Écrire sur le mouvement populaire qui traverse le Liban actuellement exige de repenser le langage. Comment nommer ce qui s’y passe ? Révolution, renaissance, désorganisation, rêve, chaos, révolte, troubles, bouleversement, subversion, secousse ? De quoi ce soulèvement populaire est-il le nom, le symbole et les symptômes, les cicatrices et le présage ?
       Depuis plusieurs semaines, les grandes villes du Liban vivent au rythme de leurs rues. Leurs habitants se sont emparés des lieux publics. À Beyrouth, le centre-ville construit par les vainqueurs de la guerre, cette ville jusqu’ici confisquée par le monde des affaires, l’esprit élitiste, la vulgarité mondaine, le luxe opulent, est aujourd’hui transformé par la présence des gens. Les lieux en sont plus accueillants, joyeux, souriants, vivants et frissonnants des paroles échangées, des actes de solidarité. On y déguste des graines de turmos (lupin) et de foul (fèves) ; on y discute, on y aime, on y palabre. Les citoyennes, les citoyens se sont emparés de la rue en un geste de réappropriation qui dit un nouveau projet de vie, qui appelle à une nouvelle donne politique plus égalitaire, plus soucieuse des droits et des libertés. Il se dégage de ces lieux, de ces mouvements une énergie créatrice, une joie de vivre, une volonté exprimée d’être acteur de son histoire et d’un projet collectif à construire.
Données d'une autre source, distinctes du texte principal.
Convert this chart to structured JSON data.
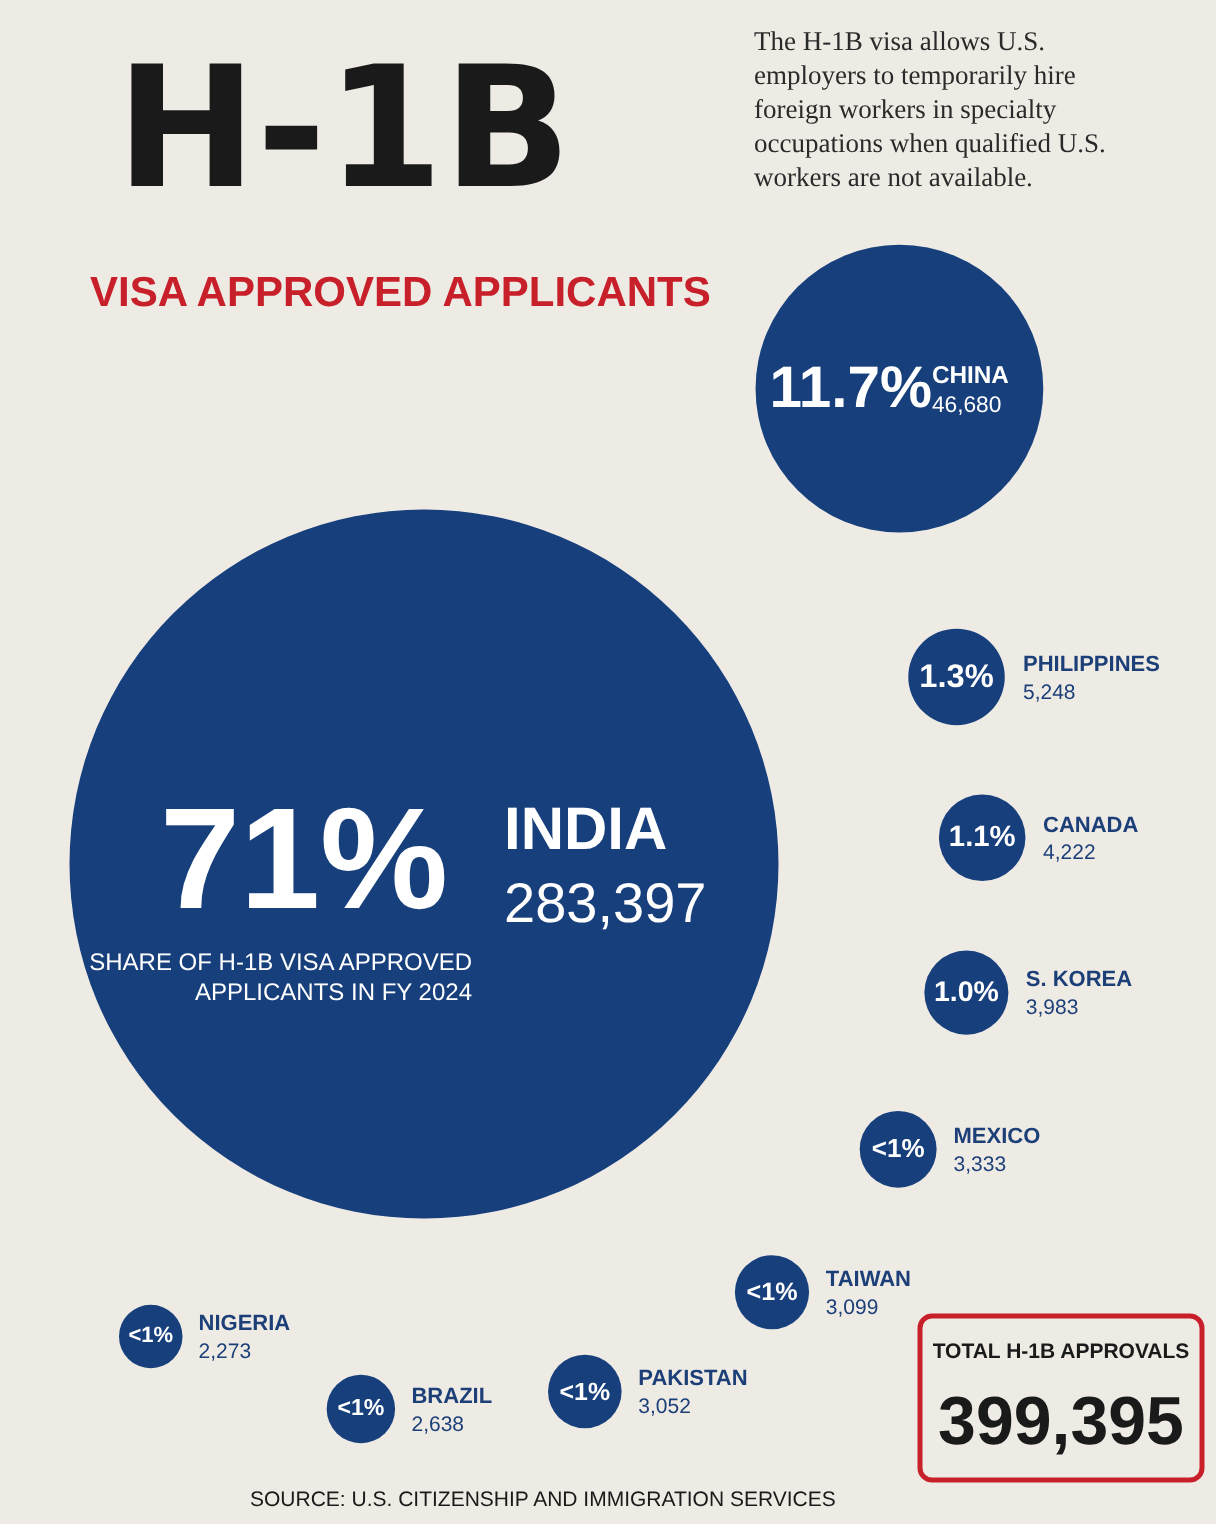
{
  "chart_data": {
    "type": "other",
    "title": "H-1B",
    "subtitle": "VISA APPROVED APPLICANTS",
    "categories": [
      "INDIA",
      "CHINA",
      "PHILIPPINES",
      "CANADA",
      "S. KOREA",
      "MEXICO",
      "TAIWAN",
      "PAKISTAN",
      "BRAZIL",
      "NIGERIA"
    ],
    "values": [
      283397,
      46680,
      5248,
      4222,
      3983,
      3333,
      3099,
      3052,
      2638,
      2273
    ],
    "value_labels": [
      "283,397",
      "46,680",
      "5,248",
      "4,222",
      "3,983",
      "3,333",
      "3,099",
      "3,052",
      "2,638",
      "2,273"
    ],
    "colors": [
      "#173f7c",
      "#173f7c",
      "#173f7c",
      "#173f7c",
      "#173f7c",
      "#173f7c",
      "#173f7c",
      "#173f7c",
      "#173f7c",
      "#173f7c"
    ],
    "annotations": [
      {
        "text": "71%",
        "x": "INDIA"
      },
      {
        "text": "11.7%",
        "x": "CHINA"
      },
      {
        "text": "1.3%",
        "x": "PHILIPPINES"
      },
      {
        "text": "1.1%",
        "x": "CANADA"
      },
      {
        "text": "1.0%",
        "x": "S. KOREA"
      },
      {
        "text": "<1%",
        "x": "MEXICO"
      },
      {
        "text": "<1%",
        "x": "TAIWAN"
      },
      {
        "text": "<1%",
        "x": "PAKISTAN"
      },
      {
        "text": "<1%",
        "x": "BRAZIL"
      },
      {
        "text": "<1%",
        "x": "NIGERIA"
      },
      "SHARE OF H-1B VISA APPROVED APPLICANTS IN FY 2024",
      "The H-1B visa allows U.S. employers to temporarily hire foreign workers in specialty occupations when qualified U.S. workers are not available.",
      "TOTAL H-1B APPROVALS",
      "399,395",
      "SOURCE: U.S. CITIZENSHIP AND IMMIGRATION SERVICES"
    ]
  }
}
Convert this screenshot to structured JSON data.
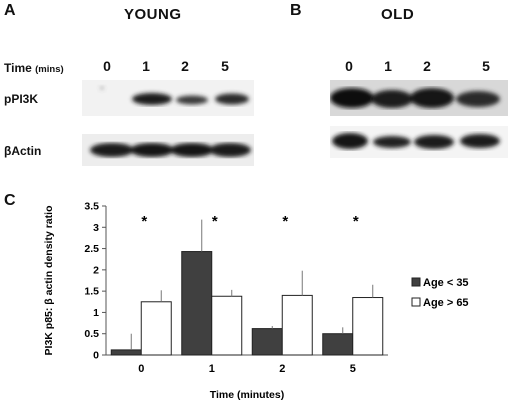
{
  "panels": {
    "a": {
      "letter": "A",
      "title": "YOUNG"
    },
    "b": {
      "letter": "B",
      "title": "OLD"
    },
    "c": {
      "letter": "C"
    }
  },
  "blot": {
    "time_label": "Time",
    "time_unit": "(mins)",
    "lanes": [
      "0",
      "1",
      "2",
      "5"
    ],
    "row1_label": "pPI3K",
    "row2_label": "βActin"
  },
  "chart_data": {
    "type": "bar",
    "categories": [
      "0",
      "1",
      "2",
      "5"
    ],
    "xlabel": "Time (minutes)",
    "ylabel": "PI3K p85: β actin density ratio",
    "ylim": [
      0,
      3.5
    ],
    "yticks": [
      0,
      0.5,
      1,
      1.5,
      2,
      2.5,
      3,
      3.5
    ],
    "grid": false,
    "legend": "right",
    "significance_marker": "*",
    "series": [
      {
        "name": "Age < 35",
        "color": "#404040",
        "values": [
          0.12,
          2.43,
          0.62,
          0.5
        ],
        "errors": [
          0.38,
          0.75,
          0.06,
          0.15
        ]
      },
      {
        "name": "Age > 65",
        "color": "#ffffff",
        "values": [
          1.25,
          1.38,
          1.4,
          1.35
        ],
        "errors": [
          0.27,
          0.15,
          0.58,
          0.3
        ]
      }
    ]
  }
}
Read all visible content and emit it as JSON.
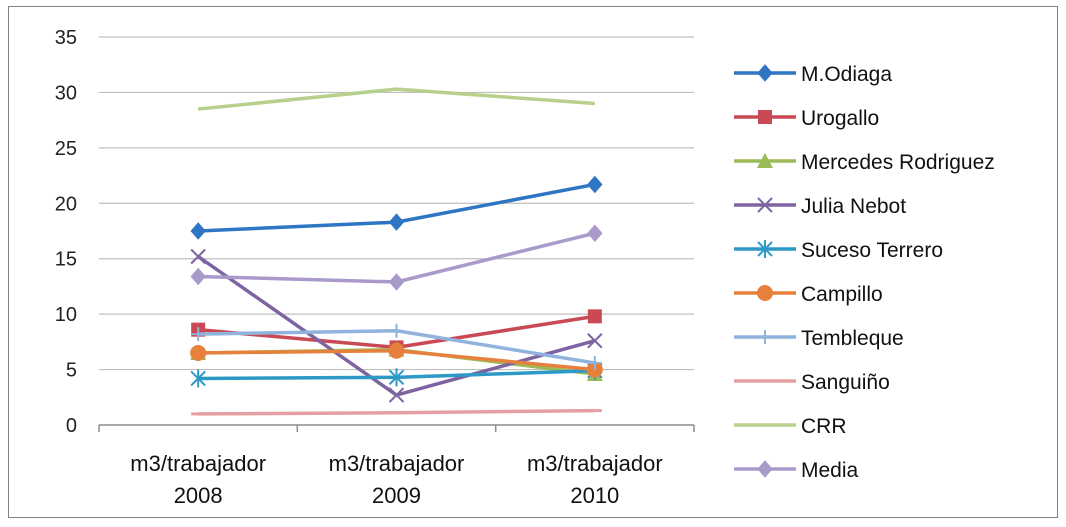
{
  "chart_data": {
    "type": "line",
    "title": "",
    "xlabel": "",
    "ylabel": "",
    "categories": [
      [
        "m3/trabajador",
        "2008"
      ],
      [
        "m3/trabajador",
        "2009"
      ],
      [
        "m3/trabajador",
        "2010"
      ]
    ],
    "ylim": [
      0,
      35
    ],
    "yticks": [
      0,
      5,
      10,
      15,
      20,
      25,
      30,
      35
    ],
    "grid": true,
    "legend_position": "right",
    "series": [
      {
        "name": "M.Odiaga",
        "values": [
          17.5,
          18.3,
          21.7
        ],
        "color": "#2e75c3",
        "marker": "diamond"
      },
      {
        "name": "Urogallo",
        "values": [
          8.6,
          7.0,
          9.8
        ],
        "color": "#c94a54",
        "marker": "square"
      },
      {
        "name": "Mercedes Rodriguez",
        "values": [
          6.5,
          6.8,
          4.6
        ],
        "color": "#9bbb59",
        "marker": "triangle"
      },
      {
        "name": "Julia Nebot",
        "values": [
          15.2,
          2.7,
          7.6
        ],
        "color": "#7e63a1",
        "marker": "x"
      },
      {
        "name": "Suceso Terrero",
        "values": [
          4.2,
          4.3,
          4.9
        ],
        "color": "#2e98c7",
        "marker": "star"
      },
      {
        "name": "Campillo",
        "values": [
          6.5,
          6.7,
          5.0
        ],
        "color": "#e6803c",
        "marker": "circle"
      },
      {
        "name": "Tembleque",
        "values": [
          8.2,
          8.5,
          5.6
        ],
        "color": "#8fb3dc",
        "marker": "plus"
      },
      {
        "name": "Sanguiño",
        "values": [
          1.0,
          1.1,
          1.3
        ],
        "color": "#e6a0a4",
        "marker": "dash"
      },
      {
        "name": "CRR",
        "values": [
          28.5,
          30.3,
          29.0
        ],
        "color": "#b7d08c",
        "marker": "none"
      },
      {
        "name": "Media",
        "values": [
          13.4,
          12.9,
          17.3
        ],
        "color": "#a99acb",
        "marker": "diamond"
      }
    ]
  }
}
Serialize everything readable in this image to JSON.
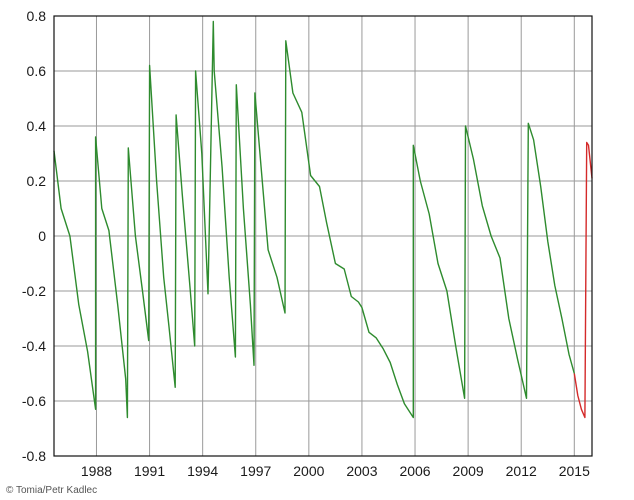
{
  "credit": "© Tomia/Petr Kadlec",
  "colors": {
    "series_main": "#2e8b2e",
    "series_recent": "#d42a2a",
    "grid": "#9a9a9a",
    "frame": "#111111"
  },
  "chart_data": {
    "type": "line",
    "title": "",
    "xlabel": "",
    "ylabel": "",
    "xlim": [
      1985.6,
      2016.0
    ],
    "ylim": [
      -0.8,
      0.8
    ],
    "grid": true,
    "legend": "none",
    "x_ticks": [
      1988,
      1991,
      1994,
      1997,
      2000,
      2003,
      2006,
      2009,
      2012,
      2015
    ],
    "x_tick_labels": [
      "1988",
      "1991",
      "1994",
      "1997",
      "2000",
      "2003",
      "2006",
      "2009",
      "2012",
      "2015"
    ],
    "y_ticks": [
      -0.8,
      -0.6,
      -0.4,
      -0.2,
      0,
      0.2,
      0.4,
      0.6,
      0.8
    ],
    "y_tick_labels": [
      "-0.8",
      "-0.6",
      "-0.4",
      "-0.2",
      "0",
      "0.2",
      "0.4",
      "0.6",
      "0.8"
    ],
    "series": [
      {
        "color": "#2e8b2e",
        "x": [
          1985.6,
          1986.0,
          1986.5,
          1987.0,
          1987.5,
          1987.95,
          1987.95,
          1988.3,
          1988.7,
          1989.2,
          1989.65,
          1989.75,
          1989.8,
          1990.2,
          1990.6,
          1990.95,
          1991.0,
          1991.4,
          1991.8,
          1992.1,
          1992.45,
          1992.5,
          1992.85,
          1993.3,
          1993.55,
          1993.6,
          1993.95,
          1994.3,
          1994.6,
          1994.65,
          1995.1,
          1995.5,
          1995.85,
          1995.9,
          1996.3,
          1996.7,
          1996.9,
          1996.95,
          1997.3,
          1997.7,
          1998.2,
          1998.65,
          1998.7,
          1999.1,
          1999.6,
          2000.1,
          2000.6,
          2001.0,
          2001.5,
          2002.0,
          2002.4,
          2002.8,
          2003.0,
          2003.4,
          2003.8,
          2004.2,
          2004.6,
          2005.0,
          2005.4,
          2005.9,
          2005.9,
          2006.3,
          2006.8,
          2007.3,
          2007.8,
          2008.3,
          2008.8,
          2008.85,
          2009.3,
          2009.8,
          2010.3,
          2010.8,
          2011.3,
          2011.8,
          2012.3,
          2012.4,
          2012.7,
          2013.1,
          2013.5,
          2013.9,
          2014.3,
          2014.7,
          2015.0
        ],
        "y": [
          0.31,
          0.1,
          0.0,
          -0.25,
          -0.42,
          -0.63,
          0.36,
          0.1,
          0.02,
          -0.25,
          -0.52,
          -0.66,
          0.32,
          0.0,
          -0.2,
          -0.38,
          0.62,
          0.2,
          -0.15,
          -0.33,
          -0.55,
          0.44,
          0.15,
          -0.2,
          -0.4,
          0.6,
          0.3,
          -0.21,
          0.78,
          0.6,
          0.25,
          -0.15,
          -0.44,
          0.55,
          0.1,
          -0.25,
          -0.47,
          0.52,
          0.25,
          -0.05,
          -0.15,
          -0.28,
          0.71,
          0.52,
          0.45,
          0.22,
          0.18,
          0.05,
          -0.1,
          -0.12,
          -0.22,
          -0.24,
          -0.26,
          -0.35,
          -0.37,
          -0.41,
          -0.46,
          -0.54,
          -0.61,
          -0.66,
          0.33,
          0.2,
          0.08,
          -0.1,
          -0.2,
          -0.4,
          -0.59,
          0.4,
          0.28,
          0.11,
          0.0,
          -0.08,
          -0.3,
          -0.45,
          -0.59,
          0.41,
          0.35,
          0.18,
          -0.02,
          -0.18,
          -0.3,
          -0.43,
          -0.5
        ]
      },
      {
        "color": "#d42a2a",
        "x": [
          2015.0,
          2015.2,
          2015.4,
          2015.6,
          2015.7,
          2015.8,
          2016.0
        ],
        "y": [
          -0.5,
          -0.58,
          -0.63,
          -0.66,
          0.34,
          0.33,
          0.21
        ]
      }
    ]
  }
}
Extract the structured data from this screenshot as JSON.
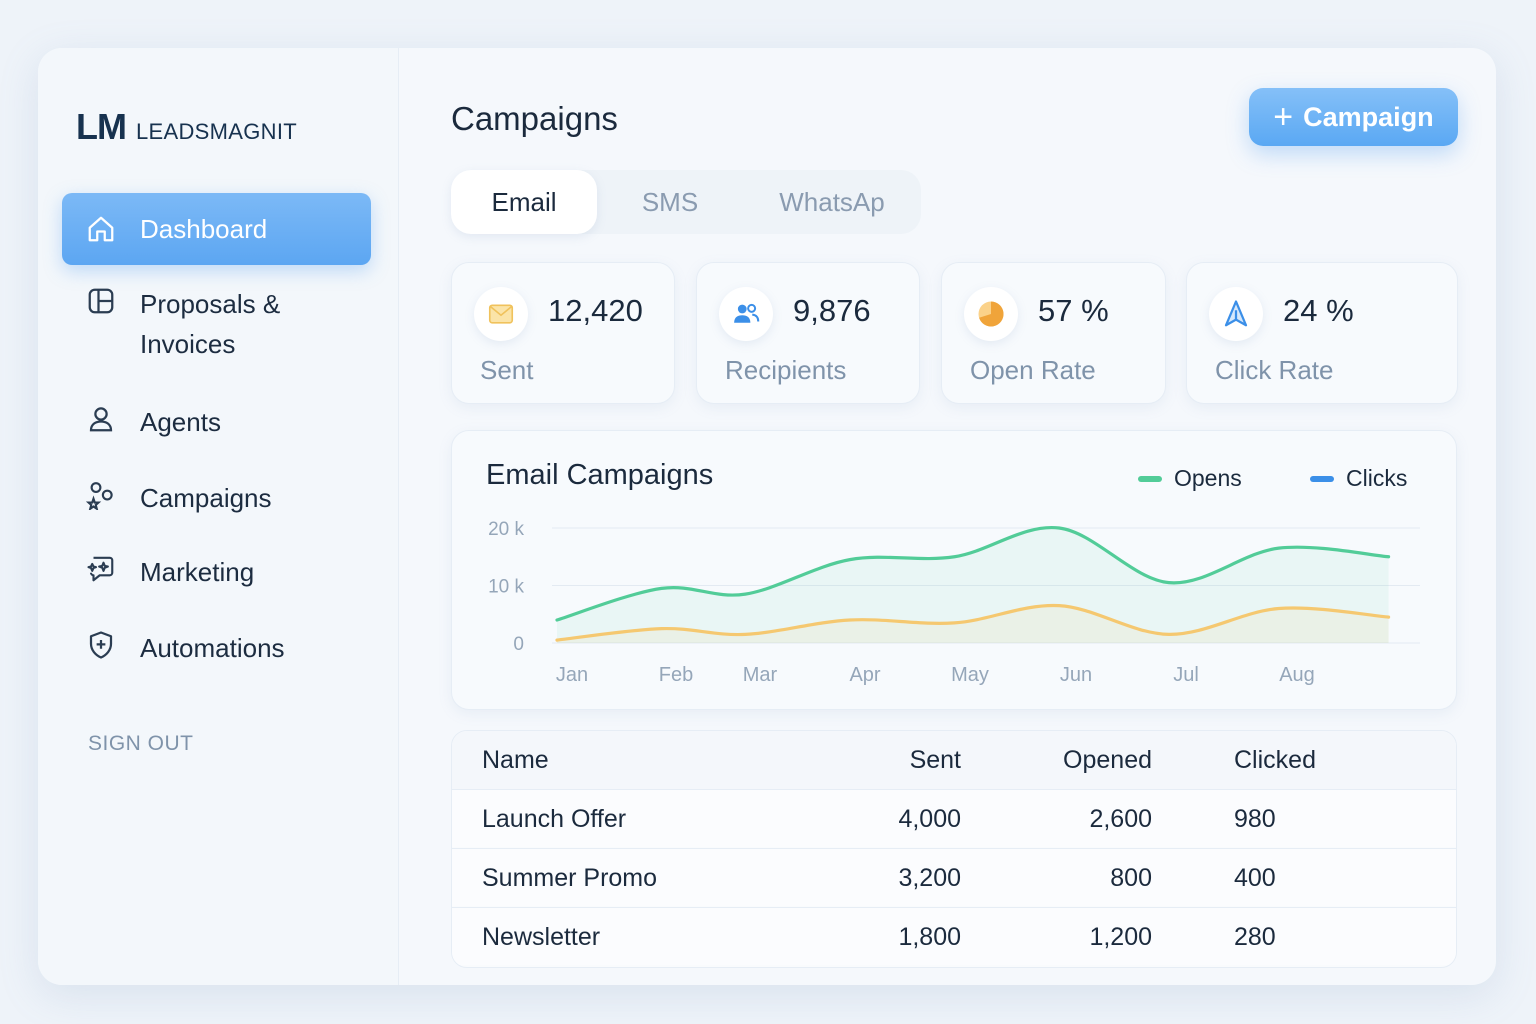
{
  "brand": {
    "mark": "LM",
    "name": "LEADSMAGNIT"
  },
  "sidebar": {
    "items": [
      {
        "label": "Dashboard",
        "icon": "home-icon",
        "active": true
      },
      {
        "label": "Proposals & Invoices",
        "line1": "Proposals &",
        "line2": "Invoices",
        "icon": "layout-icon"
      },
      {
        "label": "Agents",
        "icon": "user-icon"
      },
      {
        "label": "Campaigns",
        "icon": "campaigns-icon"
      },
      {
        "label": "Marketing",
        "icon": "marketing-icon"
      },
      {
        "label": "Automations",
        "icon": "shield-icon"
      }
    ],
    "signout": "SIGN OUT"
  },
  "header": {
    "title": "Campaigns",
    "add_button": "Campaign",
    "add_icon": "plus-icon"
  },
  "tabs": [
    {
      "label": "Email",
      "active": true
    },
    {
      "label": "SMS"
    },
    {
      "label": "WhatsAp"
    }
  ],
  "stats": [
    {
      "value": "12,420",
      "label": "Sent",
      "icon": "mail-icon",
      "color": "#f5c96a"
    },
    {
      "value": "9,876",
      "label": "Recipients",
      "icon": "users-icon",
      "color": "#3b8fe8"
    },
    {
      "value": "57 %",
      "label": "Open Rate",
      "icon": "pie-icon",
      "color": "#f0a43a"
    },
    {
      "value": "24 %",
      "label": "Click Rate",
      "icon": "cursor-icon",
      "color": "#3b8fe8"
    }
  ],
  "chart": {
    "title": "Email Campaigns",
    "legend": [
      {
        "label": "Opens",
        "color": "#52cc98"
      },
      {
        "label": "Clicks",
        "color": "#3b8fe8"
      }
    ]
  },
  "chart_data": {
    "type": "line",
    "title": "Email Campaigns",
    "categories": [
      "Jan",
      "Feb",
      "Mar",
      "Apr",
      "May",
      "Jun",
      "Jul",
      "Aug"
    ],
    "x": [
      0,
      1,
      1.8,
      2.8,
      3.8,
      4.8,
      5.85,
      6.9,
      7.95
    ],
    "y_ticks": [
      "20 k",
      "10 k",
      "0"
    ],
    "ylim": [
      0,
      20000
    ],
    "grid": true,
    "legend_position": "top-right",
    "series": [
      {
        "name": "Opens",
        "color": "#52cc98",
        "values": [
          4000,
          9500,
          8500,
          14500,
          15000,
          20000,
          10500,
          16500,
          15000
        ]
      },
      {
        "name": "",
        "color": "#f5c870",
        "values": [
          500,
          2500,
          1500,
          4000,
          3500,
          6500,
          1500,
          6000,
          4500
        ]
      }
    ]
  },
  "table": {
    "headers": [
      "Name",
      "Sent",
      "Opened",
      "Clicked"
    ],
    "rows": [
      [
        "Launch Offer",
        "4,000",
        "2,600",
        "980"
      ],
      [
        "Summer Promo",
        "3,200",
        "800",
        "400"
      ],
      [
        "Newsletter",
        "1,800",
        "1,200",
        "280"
      ]
    ]
  }
}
         La révolution dans le langage est pourtant encore à faire. Si les discours sont plus attentifs aux mots prononcés, à leurs sens apparents et à ce qui s’y cache aussi, il reste que le langage doit être repensé de fond en comble. Dans certaines insultes, dans certaines blagues qui circulent, dans des slogans, on lit encore par exemple la force du système patriarcal et les formes de domination traditionnelles. Il est temps de faire aussi la thaoura dans notre langage.
 Concernant le ventre des femmes, expression qui revient plusieurs fois dans ces deux romans, il reste à en interpréter le sens. Est-ce la mater dolorosa, celle qui souffre ? Ou la mère qui infante et construit le monde ? Ou les deux ? Nous n’avons pas la réponse.